For the full set of values for FLAG, use on-line h -FLAG.

File paths

Colon-separated lists of directories searched in the given order:

  --# -path=.:../abstract:../common:prelude

This can be (in order of growing preference), as first line in the top file, as flag to gf when invoked, or as flag to the i command. The prefix --# is used only in files.

If the environment variabls GF_LIB_PATH is defined, its value is automatically prefixed to each directory to extend the original search path.

Alternative grammar formats

Old GF (before GF 2.0): all judgements in any kinds of modules, division into files uses includes. A file Foo.gf is recognized as the old format if it lacks a module header.
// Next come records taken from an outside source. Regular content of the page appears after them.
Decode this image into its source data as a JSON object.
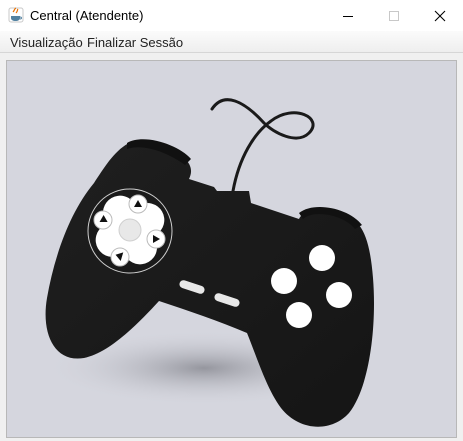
{
  "window": {
    "title": "Central (Atendente)",
    "icon": "java-coffee-icon"
  },
  "window_controls": {
    "minimize_icon": "minimize-icon",
    "maximize_icon": "maximize-icon",
    "close_icon": "close-icon"
  },
  "menubar": {
    "items": [
      {
        "label": "Visualização"
      },
      {
        "label": "Finalizar Sessão"
      }
    ]
  },
  "content": {
    "image": "gamepad-controller-image",
    "colors": {
      "background": "#d5d6de",
      "controller": "#1a1a1a",
      "buttons": "#ffffff"
    }
  }
}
Context-free (file foo.cf). The form of rules is e.g.

  Fun. S ::= NP "is" AP ;

If Fun is omitted, it is generated automatically. Rules must be one per line. The RHS can be empty.

Extended BNF (file foo.ebnf). The form of rules is e.g.

  S ::= (NP+ ("is" | "was") AP | V NP*) ;

where the RHS is a regular expression of categories and quoted tokens: "foo", CAT, T U, T|U, T*, T+, T?, or empty. Rule labels are generated automatically.

Probabilistic grammars (not a separate format). You can set the probability of a function f (in its value category) by

  --# prob f 0.009

These are put into a file given to GF using the probs=File flag on command line. This file can be the grammar file itself.

Example-based grammars (file foo.gfe). Expressions of the form

  in Cat "example string"

are preprocessed by using a parser given by the flag

  --# -resource=File

and the result is written to foo.gf.

References

GF Homepage

A. Ranta, Grammatical Framework: A Type-Theoretical Grammar Formalism. The Journal of Functional Programming, vol. 14:2. 2004, pp. 145-189.